Le Prix Apollinaire 2019
est attri­bué à Olivier Barbarant
pour son recueil Un grand ins­tant Champ Vallon

 

Olivier Barbarant, le lauréat du Prix Apollinaire :

Olivier Barbarant est l’auteur de six recueils de poèmes par­mi les­quels figurent notam­ment : Essais de voix mal­gré le vent (Prix Mallarmé 2004), Élégies étran­glées (2013) et Un grand ins­tant (2019), parus aux Éditions Champ Vallon. En 2015, son antho­lo­gie d’auteur Odes déri­soires et autres poèmes a été publiée dans la col­lec­tion « Poésie /​ Gallimard ». Parallèlement à son écri­ture per­son­nelle, il se consacre à la cri­tique lit­té­raire. Agrégé de lettres modernes et doc­teur en lit­té­ra­ture à l’Université Paris VII, Olivier Barbarant est à pré­sent ins­pec­teur géné­ral de l’Éducation natio­nale dans le groupe Lettres.

« La force de l’écriture d’Olivier Barbarant réside dans le regard à la fois lucide et cares­sant qu’il porte sur la vie, un regard-étreinte, enve­lop­pant et cha­leu­reux, capable – et, en défi­ni­tive, je pense que c’est bien là la voca­tion de la poé­sie – de chan­ger le cœur en une plus grande cylin­drée pour que le monde ne soit plus écar­tè­le­ment », pré­cise Linda Maria Baros au sujet du recueil Un grand ins­tant, récom­pen­sé par le Prix Apollinaire 2019.

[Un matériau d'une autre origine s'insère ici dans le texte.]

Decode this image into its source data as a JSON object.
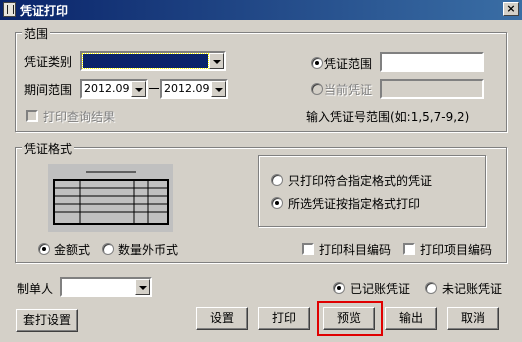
{
  "window": {
    "title": "凭证打印",
    "close_symbol": "×"
  },
  "range_group": {
    "label": "范围",
    "voucher_type_label": "凭证类别",
    "voucher_type_value": "",
    "period_label": "期间范围",
    "period_from": "2012.09",
    "period_to": "2012.09",
    "print_query_label": "打印查询结果",
    "voucher_range_label": "凭证范围",
    "voucher_range_value": "",
    "current_voucher_label": "当前凭证",
    "current_voucher_value": "",
    "hint": "输入凭证号范围(如:1,5,7-9,2)"
  },
  "format_group": {
    "label": "凭证格式",
    "only_matching_label": "只打印符合指定格式的凭证",
    "selected_format_label": "所选凭证按指定格式打印",
    "amount_label": "金额式",
    "foreign_label": "数量外币式",
    "subject_code_label": "打印科目编码",
    "project_code_label": "打印项目编码"
  },
  "maker": {
    "label": "制单人",
    "value": ""
  },
  "posting": {
    "posted_label": "已记账凭证",
    "unposted_label": "未记账凭证"
  },
  "buttons": {
    "template_settings": "套打设置",
    "settings": "设置",
    "print": "打印",
    "preview": "预览",
    "export": "输出",
    "cancel": "取消"
  },
  "colors": {
    "highlight": "#e00000",
    "title_bar": "#0a246a",
    "selection": "#0a246a"
  }
}
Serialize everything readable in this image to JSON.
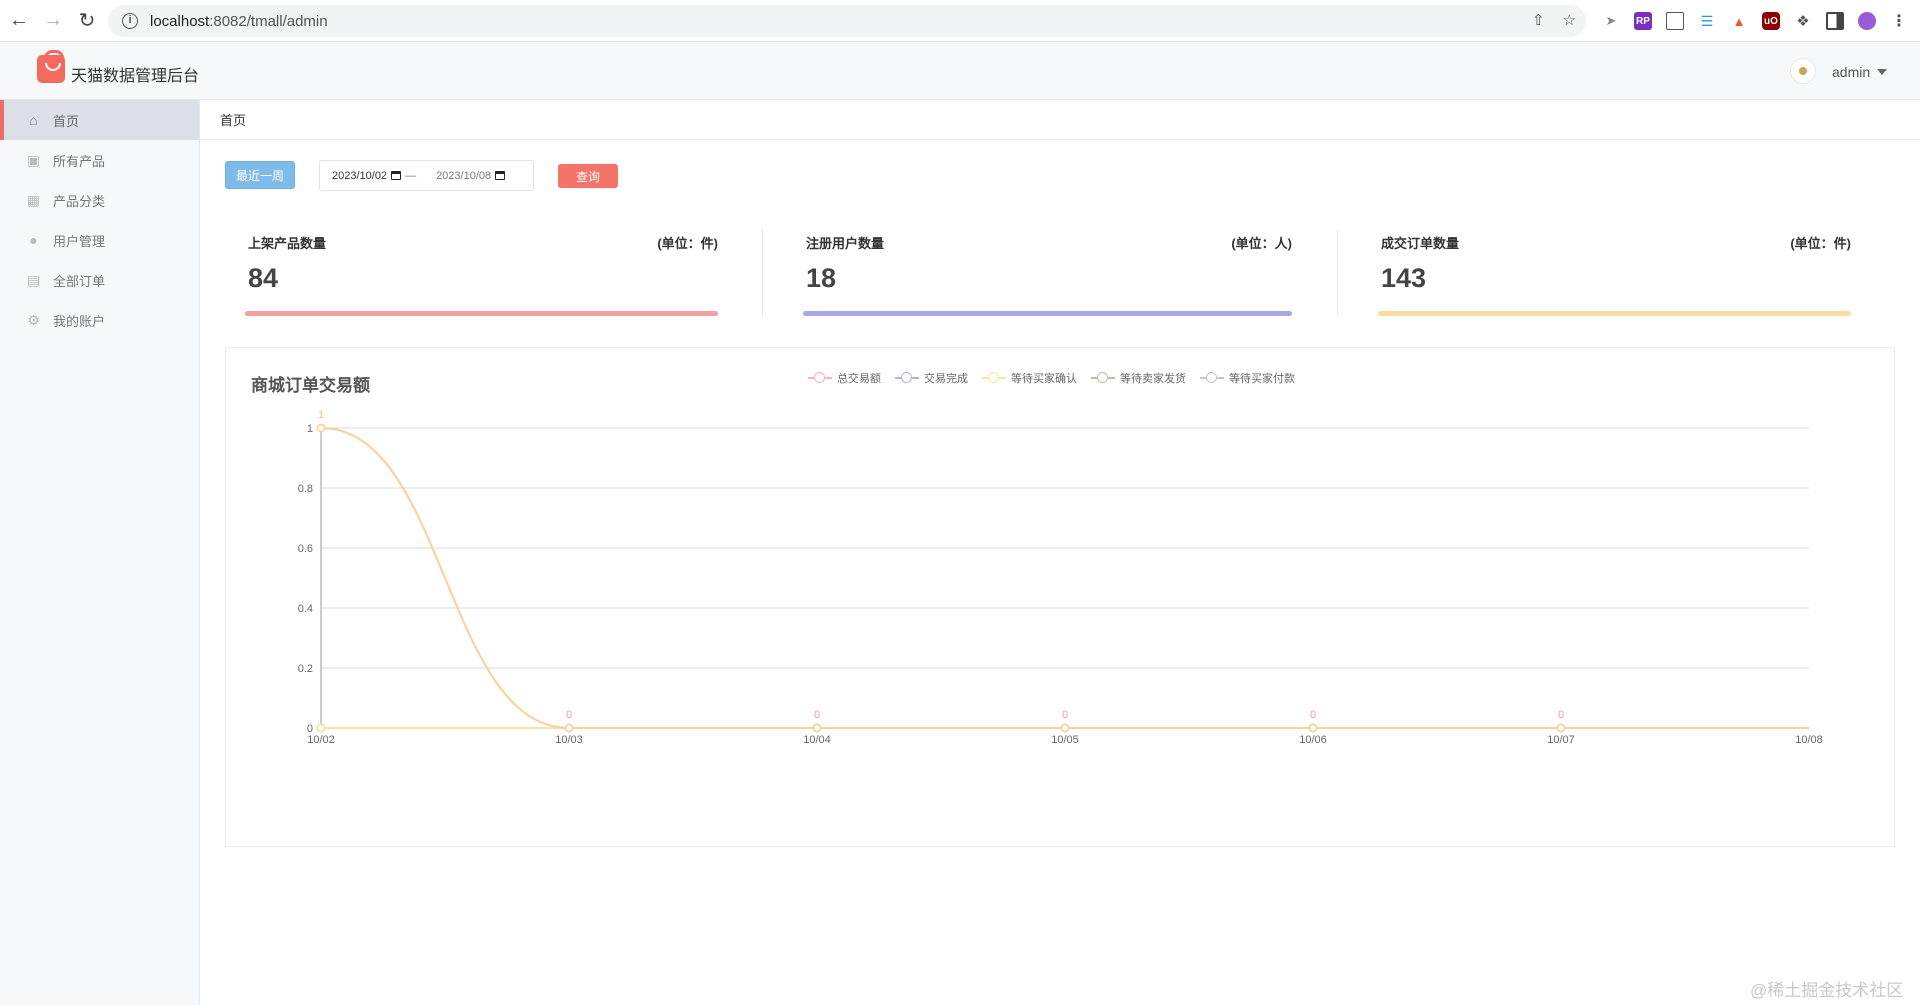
{
  "browser": {
    "url_host": "localhost",
    "url_path": ":8082/tmall/admin"
  },
  "header": {
    "title": "天猫数据管理后台",
    "user": "admin"
  },
  "sidebar": {
    "items": [
      {
        "label": "首页",
        "icon": "home-icon",
        "active": true
      },
      {
        "label": "所有产品",
        "icon": "product-icon",
        "active": false
      },
      {
        "label": "产品分类",
        "icon": "grid-icon",
        "active": false
      },
      {
        "label": "用户管理",
        "icon": "user-icon",
        "active": false
      },
      {
        "label": "全部订单",
        "icon": "order-icon",
        "active": false
      },
      {
        "label": "我的账户",
        "icon": "gear-icon",
        "active": false
      }
    ]
  },
  "breadcrumb": "首页",
  "filter": {
    "week_label": "最近一周",
    "start_date": "2023/10/02",
    "end_date": "2023/10/08",
    "separator": "—",
    "query_label": "查询"
  },
  "stats": [
    {
      "label": "上架产品数量",
      "unit": "(单位：件)",
      "value": "84",
      "color": "#f2a0a0"
    },
    {
      "label": "注册用户数量",
      "unit": "(单位：人)",
      "value": "18",
      "color": "#a6a8e8"
    },
    {
      "label": "成交订单数量",
      "unit": "(单位：件)",
      "value": "143",
      "color": "#fbdca0"
    }
  ],
  "chart": {
    "title": "商城订单交易额"
  },
  "chart_data": {
    "type": "line",
    "categories": [
      "10/02",
      "10/03",
      "10/04",
      "10/05",
      "10/06",
      "10/07",
      "10/08"
    ],
    "ylim": [
      0,
      1
    ],
    "yticks": [
      "0",
      "0.2",
      "0.4",
      "0.6",
      "0.8",
      "1"
    ],
    "grid": true,
    "legend_position": "top-center",
    "smooth": true,
    "series": [
      {
        "name": "总交易额",
        "color": "#f5b7b7",
        "values": [
          1,
          0,
          0,
          0,
          0,
          0,
          0
        ],
        "show_labels": true
      },
      {
        "name": "交易完成",
        "color": "#a9b8e0",
        "values": [
          0,
          0,
          0,
          0,
          0,
          0,
          0
        ],
        "show_labels": false
      },
      {
        "name": "等待买家确认",
        "color": "#f8e4a6",
        "values": [
          0,
          0,
          0,
          0,
          0,
          0,
          0
        ],
        "show_labels": false
      },
      {
        "name": "等待卖家发货",
        "color": "#b5c3a0",
        "values": [
          0,
          0,
          0,
          0,
          0,
          0,
          0
        ],
        "show_labels": false
      },
      {
        "name": "等待买家付款",
        "color": "#c7c7c7",
        "values": [
          0,
          0,
          0,
          0,
          0,
          0,
          0
        ],
        "show_labels": false
      }
    ]
  },
  "watermark": "@稀土掘金技术社区"
}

Olivier Barbarant, Un grand ins­tant, Champ
Vallon Editions, 2019, 131 pages, 16 €.

Le Prix Apollinaire Découverte 2019
est attri­bué à Sébastien Fevry
pour son recueil Solitude Europe (Cheyne édi­teur)

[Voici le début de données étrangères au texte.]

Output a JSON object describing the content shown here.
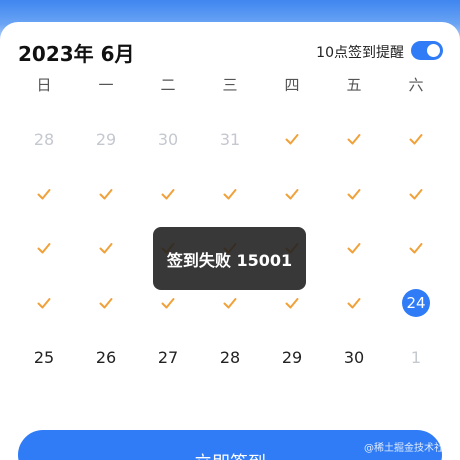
{
  "header": {
    "month_title": "2023年 6月",
    "remind_label": "10点签到提醒",
    "remind_on": true
  },
  "weekdays": [
    "日",
    "一",
    "二",
    "三",
    "四",
    "五",
    "六"
  ],
  "colors": {
    "accent": "#2f7cf6",
    "check": "#f0a13a",
    "muted": "#c4c8cf"
  },
  "icons": {
    "check": "checkmark-icon"
  },
  "calendar": {
    "weeks": [
      [
        {
          "t": "prev",
          "v": "28"
        },
        {
          "t": "prev",
          "v": "29"
        },
        {
          "t": "prev",
          "v": "30"
        },
        {
          "t": "prev",
          "v": "31"
        },
        {
          "t": "check"
        },
        {
          "t": "check"
        },
        {
          "t": "check"
        }
      ],
      [
        {
          "t": "check"
        },
        {
          "t": "check"
        },
        {
          "t": "check"
        },
        {
          "t": "check"
        },
        {
          "t": "check"
        },
        {
          "t": "check"
        },
        {
          "t": "check"
        }
      ],
      [
        {
          "t": "check"
        },
        {
          "t": "check"
        },
        {
          "t": "check"
        },
        {
          "t": "check"
        },
        {
          "t": "check"
        },
        {
          "t": "check"
        },
        {
          "t": "check"
        }
      ],
      [
        {
          "t": "check"
        },
        {
          "t": "check"
        },
        {
          "t": "check"
        },
        {
          "t": "check"
        },
        {
          "t": "check"
        },
        {
          "t": "check"
        },
        {
          "t": "today",
          "v": "24"
        }
      ],
      [
        {
          "t": "normal",
          "v": "25"
        },
        {
          "t": "normal",
          "v": "26"
        },
        {
          "t": "normal",
          "v": "27"
        },
        {
          "t": "normal",
          "v": "28"
        },
        {
          "t": "normal",
          "v": "29"
        },
        {
          "t": "normal",
          "v": "30"
        },
        {
          "t": "next",
          "v": "1"
        }
      ]
    ]
  },
  "toast": {
    "text": "签到失败 15001"
  },
  "checkin_button": {
    "label": "立即签到"
  },
  "watermark": "@稀土掘金技术社区"
}
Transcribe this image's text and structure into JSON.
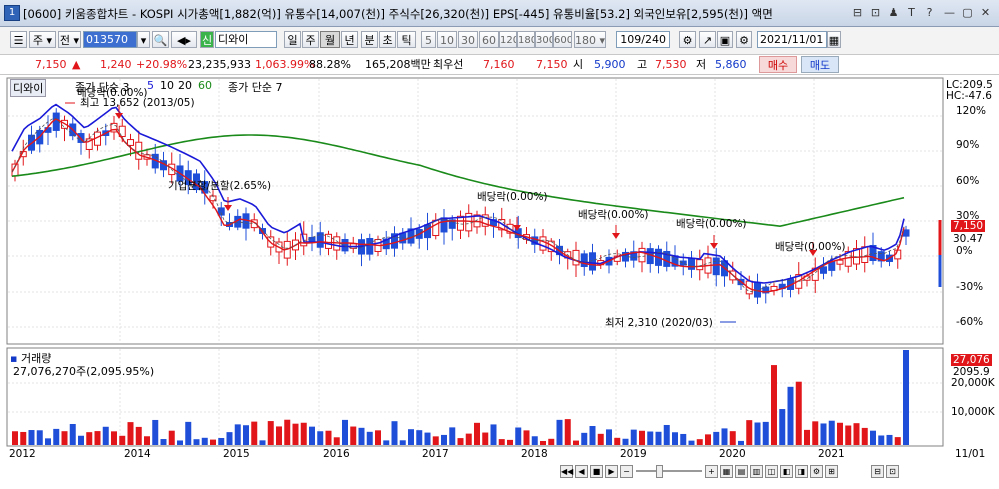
{
  "window": {
    "title": "[0600] 키움종합차트 - KOSPI 시가총액[1,882(억)] 유통수[14,007(천)] 주식수[26,320(천)] EPS[-445] 유통비율[53.2] 외국인보유[2,595(천)] 액면",
    "app_number": "1",
    "controls": [
      "⊟",
      "⊡",
      "♟",
      "T",
      "?",
      "—",
      "▢",
      "✕"
    ]
  },
  "toolbar": {
    "code_value": "013570",
    "type_main": "주",
    "type_prev": "전",
    "stock_name": "디와이",
    "stock_prefix": "신",
    "periods": [
      "일",
      "주",
      "월",
      "년",
      "분",
      "초",
      "틱"
    ],
    "selected_period": "월",
    "minutes": [
      "5",
      "10",
      "30",
      "60",
      "120",
      "180",
      "300",
      "600",
      "180"
    ],
    "count": "109/240",
    "date": "2021/11/01"
  },
  "quote": {
    "price": "7,150",
    "arrow": "▲",
    "change": "1,240",
    "rate": "+20.98%",
    "volume": "23,235,933",
    "vol_ratio": "1,063.99%",
    "vol_rate2": "88.28%",
    "amount": "165,208백만",
    "label_best": "최우선",
    "ask": "7,160",
    "bid": "7,150",
    "label_open": "시",
    "open": "5,900",
    "label_high": "고",
    "high": "7,530",
    "label_low": "저",
    "low": "5,860",
    "buy_label": "매수",
    "sell_label": "매도"
  },
  "price_panel": {
    "stock_tag": "디와이",
    "ma_legend": "종가 단순 3",
    "ma_values": [
      "5",
      "10",
      "20",
      "60"
    ],
    "ma_legend2": "종가 단순 7",
    "max_label": "최고 13,652 (2013/05)",
    "min_label": "최저 2,310 (2020/03)",
    "annotations": [
      "배당락(0.00%)",
      "기업분할/분할(2.65%)",
      "배당락(0.00%)",
      "배당락(0.00%)",
      "배당락(0.00%)",
      "배당락(0.00%)"
    ],
    "lc_label": "LC:209.5",
    "hc_label": "HC:-47.6",
    "right_axis": [
      "120%",
      "90%",
      "60%",
      "30%",
      "0%",
      "-30%",
      "-60%"
    ],
    "current_price_tag": "7,150",
    "current_pct_tag": "30.47"
  },
  "volume_panel": {
    "title": "거래량",
    "value": "27,076,270주(2,095.95%)",
    "right_axis": [
      "20,000K",
      "10,000K"
    ],
    "current_tag": "27,076",
    "current_pct": "2095.9"
  },
  "x_axis": [
    "2012",
    "2014",
    "2015",
    "2016",
    "2017",
    "2018",
    "2019",
    "2020",
    "2021",
    "11/01"
  ],
  "colors": {
    "up": "#e0161a",
    "down": "#1f4fd8",
    "ma_green": "#1a8a1a",
    "ma_blue": "#1a1ad8",
    "ma_red": "#e0161a"
  }
}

Sébastien Fevry, le lauréat du Prix Apollinaire Découverte :

Sébastien Fevry, né en 1976 en Belgique, a fait des études de lettres et de ciné­ma. Actuellement, il enseigne à l’université. Solitude Europe (Cheyne édi­teur, 2018) – qui s’est déjà vu décer­ner le Prix Nicole Houssa 2018 de l’Académie royale de langue et de lit­té­ra­ture fran­çaises de Belgique et le Prix François Coppée 2019 de l’Académie fran­çaise – est son pre­mier recueil de poèmes. « Un recueil lumi­neux où l’on va de sur­prise en sur­prise et qui rend sen­sible tout à coup le mys­tère ou la part cachée des êtres et des choses », comme le sou­ligne Guy Goffette.

 

Sébastien Fevry, Solitude Europe,
Cheyne Editeur, 2018, 104 pages, 19 €.

La remise du pres­ti­gieux Prix Apollinaire et du Prix Apollinaire Découverte a eu lieu le 18 novembre, aux Deux Magots, en pré­sence de Catherine Mathivat, la pré­si­dente du célèbre café lit­té­raire, et avec la com­pli­ci­té de Christian Vadim qui a lu des poèmes extraits des recueils pri­més.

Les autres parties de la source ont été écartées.